The film does not deliver the best horror by using cheesy CGI zombies as a jump-scare tactic, but in the realistic horrors of life– implied pedophilia, children being murdered and homophobia, using Pennywise as the cover for those who have a fear of clowns.

“IT Chapter Two” is set in 2016, 27 years after the “Loser’s Club” unsuccessfully killed Pennywise in their adolescent years and in order to honor a blood pact made amongst the group, they are adamantly instructed by Mike Hanlon, played by Isaiah Mustafa, to return to Derry and finish the job.
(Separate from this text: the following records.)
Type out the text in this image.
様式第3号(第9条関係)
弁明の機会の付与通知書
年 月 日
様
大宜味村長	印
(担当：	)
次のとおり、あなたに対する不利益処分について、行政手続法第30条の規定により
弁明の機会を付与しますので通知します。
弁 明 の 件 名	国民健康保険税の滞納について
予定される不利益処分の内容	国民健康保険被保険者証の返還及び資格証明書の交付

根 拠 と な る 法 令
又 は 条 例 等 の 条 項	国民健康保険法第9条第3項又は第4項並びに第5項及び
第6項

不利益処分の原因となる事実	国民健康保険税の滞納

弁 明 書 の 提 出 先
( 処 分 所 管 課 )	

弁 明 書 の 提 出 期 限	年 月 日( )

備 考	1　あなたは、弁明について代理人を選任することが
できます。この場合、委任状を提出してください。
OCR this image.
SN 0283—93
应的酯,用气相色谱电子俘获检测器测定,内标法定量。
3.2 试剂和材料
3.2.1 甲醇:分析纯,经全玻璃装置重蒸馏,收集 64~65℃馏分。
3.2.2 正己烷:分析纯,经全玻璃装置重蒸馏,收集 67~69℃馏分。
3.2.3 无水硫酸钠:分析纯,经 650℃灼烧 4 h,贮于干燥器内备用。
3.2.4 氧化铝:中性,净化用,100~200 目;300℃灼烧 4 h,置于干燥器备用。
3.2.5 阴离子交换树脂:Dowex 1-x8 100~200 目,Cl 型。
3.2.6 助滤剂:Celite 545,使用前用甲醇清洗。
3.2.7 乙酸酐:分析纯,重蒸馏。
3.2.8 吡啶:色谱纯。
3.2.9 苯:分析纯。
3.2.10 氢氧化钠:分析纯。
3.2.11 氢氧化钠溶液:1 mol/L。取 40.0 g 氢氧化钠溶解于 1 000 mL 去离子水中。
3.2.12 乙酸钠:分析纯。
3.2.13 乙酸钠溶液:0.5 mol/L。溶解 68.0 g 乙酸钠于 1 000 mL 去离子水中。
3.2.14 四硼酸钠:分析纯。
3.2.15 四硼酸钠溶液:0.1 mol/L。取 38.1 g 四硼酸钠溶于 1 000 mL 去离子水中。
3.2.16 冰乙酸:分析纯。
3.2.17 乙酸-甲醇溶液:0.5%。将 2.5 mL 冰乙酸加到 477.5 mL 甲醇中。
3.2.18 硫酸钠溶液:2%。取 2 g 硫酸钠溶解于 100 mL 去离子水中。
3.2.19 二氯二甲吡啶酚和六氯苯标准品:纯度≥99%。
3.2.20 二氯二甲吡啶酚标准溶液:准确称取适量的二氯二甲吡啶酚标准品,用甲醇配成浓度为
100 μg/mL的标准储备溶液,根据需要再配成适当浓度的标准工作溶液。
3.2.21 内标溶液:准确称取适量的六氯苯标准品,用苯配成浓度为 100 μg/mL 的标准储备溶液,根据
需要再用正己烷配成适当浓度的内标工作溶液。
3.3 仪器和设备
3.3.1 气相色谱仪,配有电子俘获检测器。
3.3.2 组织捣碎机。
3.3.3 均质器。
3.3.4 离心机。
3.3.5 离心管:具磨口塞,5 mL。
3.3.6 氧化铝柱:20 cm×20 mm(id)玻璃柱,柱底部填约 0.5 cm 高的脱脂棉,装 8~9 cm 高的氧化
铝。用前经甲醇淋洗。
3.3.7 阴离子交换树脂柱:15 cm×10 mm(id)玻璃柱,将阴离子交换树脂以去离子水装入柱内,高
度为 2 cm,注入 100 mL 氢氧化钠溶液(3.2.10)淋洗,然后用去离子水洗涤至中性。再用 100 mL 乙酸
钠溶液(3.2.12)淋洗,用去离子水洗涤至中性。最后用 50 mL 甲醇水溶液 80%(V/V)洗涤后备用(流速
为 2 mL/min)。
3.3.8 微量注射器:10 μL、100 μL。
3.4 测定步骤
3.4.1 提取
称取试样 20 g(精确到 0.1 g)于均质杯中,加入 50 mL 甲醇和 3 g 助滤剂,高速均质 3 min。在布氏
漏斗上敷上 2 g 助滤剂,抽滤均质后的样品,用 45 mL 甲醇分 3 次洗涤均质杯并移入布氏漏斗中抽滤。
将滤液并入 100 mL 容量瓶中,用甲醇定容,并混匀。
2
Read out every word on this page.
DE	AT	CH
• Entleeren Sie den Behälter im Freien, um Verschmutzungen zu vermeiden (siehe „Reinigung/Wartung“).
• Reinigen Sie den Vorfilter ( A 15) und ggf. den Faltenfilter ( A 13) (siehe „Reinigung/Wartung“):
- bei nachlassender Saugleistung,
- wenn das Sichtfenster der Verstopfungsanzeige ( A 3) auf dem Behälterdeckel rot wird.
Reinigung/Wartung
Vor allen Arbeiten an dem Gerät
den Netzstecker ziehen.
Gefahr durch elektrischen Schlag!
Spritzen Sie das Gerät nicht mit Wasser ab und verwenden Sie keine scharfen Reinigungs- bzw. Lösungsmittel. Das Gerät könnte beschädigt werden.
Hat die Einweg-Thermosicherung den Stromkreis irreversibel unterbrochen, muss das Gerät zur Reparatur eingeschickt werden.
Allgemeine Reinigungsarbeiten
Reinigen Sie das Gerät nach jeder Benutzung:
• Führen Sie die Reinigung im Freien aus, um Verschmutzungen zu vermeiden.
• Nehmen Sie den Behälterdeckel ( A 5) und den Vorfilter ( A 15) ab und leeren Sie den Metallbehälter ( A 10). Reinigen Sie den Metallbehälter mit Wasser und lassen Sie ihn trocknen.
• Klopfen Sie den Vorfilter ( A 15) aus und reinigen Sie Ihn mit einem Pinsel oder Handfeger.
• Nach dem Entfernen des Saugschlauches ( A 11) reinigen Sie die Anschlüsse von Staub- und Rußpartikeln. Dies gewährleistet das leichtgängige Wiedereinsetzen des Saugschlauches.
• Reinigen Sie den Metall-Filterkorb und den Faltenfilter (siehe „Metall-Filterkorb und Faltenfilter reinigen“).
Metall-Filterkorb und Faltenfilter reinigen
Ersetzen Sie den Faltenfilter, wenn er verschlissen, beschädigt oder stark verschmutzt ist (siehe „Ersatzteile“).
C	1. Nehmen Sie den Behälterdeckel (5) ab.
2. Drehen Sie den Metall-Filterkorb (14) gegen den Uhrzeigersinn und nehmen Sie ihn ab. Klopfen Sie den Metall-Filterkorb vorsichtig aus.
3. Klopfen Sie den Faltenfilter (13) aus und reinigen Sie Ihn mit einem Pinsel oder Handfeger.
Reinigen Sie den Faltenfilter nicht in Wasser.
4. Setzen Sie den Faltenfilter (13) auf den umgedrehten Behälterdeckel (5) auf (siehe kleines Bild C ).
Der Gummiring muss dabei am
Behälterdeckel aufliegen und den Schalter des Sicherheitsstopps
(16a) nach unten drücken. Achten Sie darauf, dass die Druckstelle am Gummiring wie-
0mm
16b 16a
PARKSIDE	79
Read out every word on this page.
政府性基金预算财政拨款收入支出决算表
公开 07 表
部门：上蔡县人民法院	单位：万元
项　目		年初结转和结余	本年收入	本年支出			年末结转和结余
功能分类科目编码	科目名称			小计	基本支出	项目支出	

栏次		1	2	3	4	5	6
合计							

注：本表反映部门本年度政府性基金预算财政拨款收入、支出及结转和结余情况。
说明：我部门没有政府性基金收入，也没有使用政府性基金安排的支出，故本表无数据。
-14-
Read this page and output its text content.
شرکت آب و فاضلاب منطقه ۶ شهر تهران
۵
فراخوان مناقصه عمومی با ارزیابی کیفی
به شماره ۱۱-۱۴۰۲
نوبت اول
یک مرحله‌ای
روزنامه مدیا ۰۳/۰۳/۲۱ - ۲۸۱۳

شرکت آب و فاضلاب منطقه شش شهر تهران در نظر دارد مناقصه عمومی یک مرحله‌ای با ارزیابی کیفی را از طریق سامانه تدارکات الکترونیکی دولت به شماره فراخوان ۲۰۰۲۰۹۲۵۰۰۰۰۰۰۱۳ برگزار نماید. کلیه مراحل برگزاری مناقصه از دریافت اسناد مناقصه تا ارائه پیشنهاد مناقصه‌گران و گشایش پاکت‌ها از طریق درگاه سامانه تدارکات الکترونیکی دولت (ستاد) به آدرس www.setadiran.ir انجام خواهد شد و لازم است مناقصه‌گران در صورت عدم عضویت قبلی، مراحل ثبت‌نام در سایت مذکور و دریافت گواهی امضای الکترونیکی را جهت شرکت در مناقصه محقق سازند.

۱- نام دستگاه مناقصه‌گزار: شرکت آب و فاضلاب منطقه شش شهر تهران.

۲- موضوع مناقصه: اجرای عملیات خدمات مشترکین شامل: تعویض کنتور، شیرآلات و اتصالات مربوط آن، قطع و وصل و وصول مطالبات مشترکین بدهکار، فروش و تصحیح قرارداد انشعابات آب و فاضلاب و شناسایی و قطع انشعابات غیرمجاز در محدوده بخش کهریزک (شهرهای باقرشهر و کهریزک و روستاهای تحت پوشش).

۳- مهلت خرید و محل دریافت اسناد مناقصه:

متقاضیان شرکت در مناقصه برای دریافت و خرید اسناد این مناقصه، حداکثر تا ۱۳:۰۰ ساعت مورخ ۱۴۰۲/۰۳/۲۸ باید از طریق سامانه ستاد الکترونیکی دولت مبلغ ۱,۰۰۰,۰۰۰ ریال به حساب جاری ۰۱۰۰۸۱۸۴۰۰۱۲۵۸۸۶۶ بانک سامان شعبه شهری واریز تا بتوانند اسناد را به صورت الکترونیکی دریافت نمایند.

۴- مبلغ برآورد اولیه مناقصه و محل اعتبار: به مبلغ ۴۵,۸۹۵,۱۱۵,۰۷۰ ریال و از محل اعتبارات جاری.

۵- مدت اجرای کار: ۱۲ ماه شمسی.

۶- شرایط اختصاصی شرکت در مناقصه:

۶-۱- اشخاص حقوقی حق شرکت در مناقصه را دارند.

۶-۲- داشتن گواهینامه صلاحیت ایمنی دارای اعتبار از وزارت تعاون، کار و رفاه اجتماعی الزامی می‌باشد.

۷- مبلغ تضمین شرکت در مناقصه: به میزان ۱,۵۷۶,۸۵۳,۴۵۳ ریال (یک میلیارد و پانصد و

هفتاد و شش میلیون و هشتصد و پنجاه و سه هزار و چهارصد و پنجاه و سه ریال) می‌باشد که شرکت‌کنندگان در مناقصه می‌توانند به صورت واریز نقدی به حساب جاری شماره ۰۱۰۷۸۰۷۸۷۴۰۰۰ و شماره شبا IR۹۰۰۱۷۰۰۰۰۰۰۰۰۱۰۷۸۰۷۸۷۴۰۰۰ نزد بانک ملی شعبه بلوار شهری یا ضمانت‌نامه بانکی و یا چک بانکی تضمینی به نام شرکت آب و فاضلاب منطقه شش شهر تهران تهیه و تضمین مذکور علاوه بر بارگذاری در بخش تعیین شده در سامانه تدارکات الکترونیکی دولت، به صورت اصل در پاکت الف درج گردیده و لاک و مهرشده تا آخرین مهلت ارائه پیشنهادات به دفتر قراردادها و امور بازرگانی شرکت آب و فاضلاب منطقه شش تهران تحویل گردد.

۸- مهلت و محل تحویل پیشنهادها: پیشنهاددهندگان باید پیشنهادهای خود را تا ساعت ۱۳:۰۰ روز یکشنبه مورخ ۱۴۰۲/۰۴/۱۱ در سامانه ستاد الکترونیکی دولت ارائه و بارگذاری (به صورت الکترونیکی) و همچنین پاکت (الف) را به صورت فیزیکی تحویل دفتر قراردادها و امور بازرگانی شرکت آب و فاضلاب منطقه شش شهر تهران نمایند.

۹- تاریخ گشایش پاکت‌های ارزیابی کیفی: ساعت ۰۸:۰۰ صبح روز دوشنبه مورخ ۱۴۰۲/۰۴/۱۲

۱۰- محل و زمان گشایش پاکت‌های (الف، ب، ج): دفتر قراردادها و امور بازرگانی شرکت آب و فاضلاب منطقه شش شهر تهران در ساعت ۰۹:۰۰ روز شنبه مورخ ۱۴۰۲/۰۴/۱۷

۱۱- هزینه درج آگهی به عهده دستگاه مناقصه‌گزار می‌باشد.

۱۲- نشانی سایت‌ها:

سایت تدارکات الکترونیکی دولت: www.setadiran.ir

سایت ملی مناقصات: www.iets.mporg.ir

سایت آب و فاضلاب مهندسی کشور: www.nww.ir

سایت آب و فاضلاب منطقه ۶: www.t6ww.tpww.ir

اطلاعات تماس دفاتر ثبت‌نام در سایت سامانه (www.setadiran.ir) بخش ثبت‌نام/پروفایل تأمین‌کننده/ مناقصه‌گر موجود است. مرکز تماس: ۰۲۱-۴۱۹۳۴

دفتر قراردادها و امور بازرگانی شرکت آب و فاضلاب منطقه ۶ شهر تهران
Watching a gay couple peacefully enjoying their date night out and ultimately being violently beaten by people of Derry, while simultaneously being slashed with homophobic slurs and then killed off by Pennywise is a bone-chilling image that lingers long after the film’s end.

Controversy over the opening scene sparked, although it was taken straight from Stephen King’s novel “IT” according to Variety, to showcase the relevancy in hate crimes in the past and present.

It makes one wonder: was it necessary to go hard with the homophobic slurs and “bury your gays” trope to make that point?

When will gay couples get their big, cinematic endings with fancy boats, fluffy dogs and beautiful sunsets?

When the Losers are at last reunited, the scene sets the tone for their relationships with endless bickering and teasing one another, but obvious care and love still present.

The adult cast eerily looks exactly like their kid versions in the best way possible.

Jessica Chastain, who plays Beverly Marsh and Bill Hader, who plays Richie Tozier, stand out in their adult adaptations of their younger selves– making viewers laugh and even some, cry with them.

There were many more laughs and sniffles heard than gasps of fright amongst the audience.

If viewers are looking for a horror film that focuses more on the values of friendship and sticking together while being reminded of everyday, realistic horrors that occur, look to “IT Chapter Two.”